= Edward Gerstenfeld =

Polish chess player (1915–1943)

Edward (Eduard) Issakovich Gerstenfeld (January 1915 in Lemberg - December 1943 (?) in Rostov-on-Don, USSR) was a Polish chess master.

== Life ==
Born into a Jewish family in Lviv, Galicia (then Austria-Hungary), he came 3rd, behind Henryk Friedman and Izaak Schächter, in the Lviv City championships in 1933. He came 3rd at Lviv 1933 (LKSz, Oskar Piotrowski won), 7th in the Lviv City-ch, and came first in the Lviv City-ch in 1935.

In the period between 1935 and 1939, he lived in Łódź. In 1935, Gerstenfeld shared 4th with Jakub Kolski, behind Izaak Appel and Achilles Frydman, in Łódź (quadrangular). He tied for 2nd-5th with A. Frydman, Schächter and Abram Szpiro in Łódź (pre-Olympic tournament, Friedman won), and took 15th in Warsaw (the 3rd Polish Chess Championship, Savielly Tartakower won). In 1936, he played a match against Szpiro in Łódź, shared 2nd with Schächter, behind Szpiro, at Częstochowa (POL-ch elim.), and tied for 2nd with Appel, behind A. Frydman, in Łódź (ŁTZGSz). In 1936/37, he shared 1st with Paulin Frydman and Appel in Łódź. In 1937, he took 5th in the Łódź City-ch, and tied for 9-10th in Jurata (the 4th POL-ch; Tartakower won). In 1938, he took 6th in Łódź (Vasja Pirc won).

In summer 1939, before World War II broke out, he returned to Lviv. According to the secret agreement between the Soviet Union and Nazi Germany (Ribbentrop-Molotov Pact), Lviv was captured by the Soviets, and then incorporated to the Ukrainian SSR in Autumn 1939 (the German–Soviet Treaty of Friendship, Cooperation and Demarcation).

In March 1940, he took 4th in Lviv (Western Ukrainian championship, Abram Khavin won). In 1940, he tied for 16-17th in Kiev (the 12th Ukrainian Chess Championship, Isaac Boleslavsky won). In August 1940, he won in Lviv, followed by Appel, Friedman and Schächter. In 1940, he shared 1st with Mark Stolberg in Kiev (USSR-ch semi-final). In September–October 1940, Gerstenfeld took 17th in Moscow (the 12th USSR Chess Championship). The event was won by Andor Lilienthal and Igor Bondarevsky. In January/February 1941, he won ahead of Appel, Friedman, Emanuel Rubinstein and Schächter, in the Lviv City championships. In June 1941, he was at 3rd place in Rostov-on-Don (the 13th USSR-ch semi-final), when Operation Barbarossa, the German attack on the Soviet Union, interrupted the event.

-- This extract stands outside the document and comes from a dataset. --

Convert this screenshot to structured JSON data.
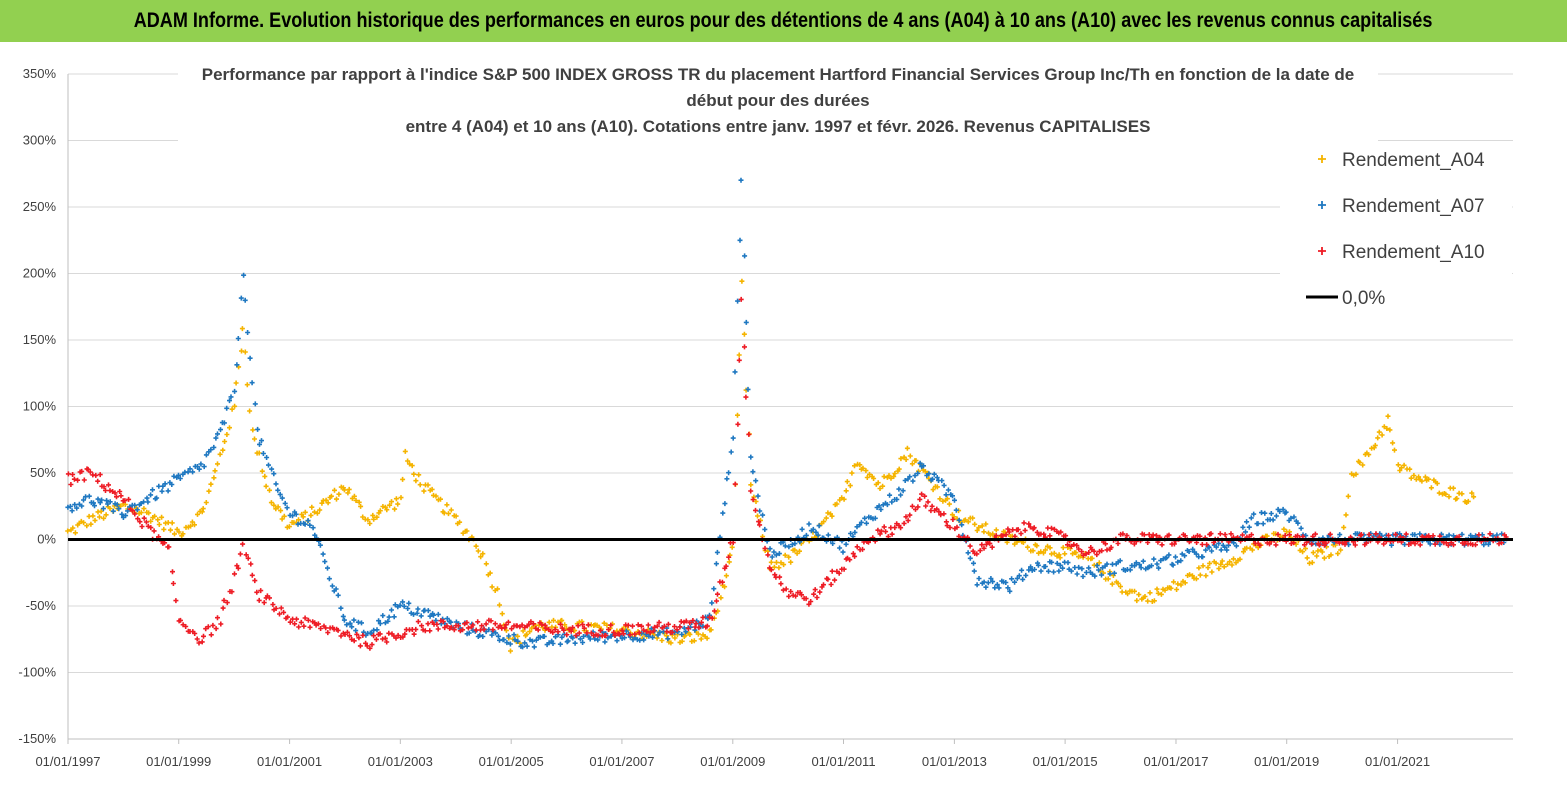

The exact cause of his death remained unclear. According to one source, he became a victim of Nazi atrocities in Autumn 1942 (the Lemberg Ghetto or the Belzec extermination camp), but to others, he was shot by Nazis during the mass killing of Jewish people in Rostov-on-Don, Russia, in December 1943. Rostov-on-Don was liberated by the Soviet Army on 14 February 1943.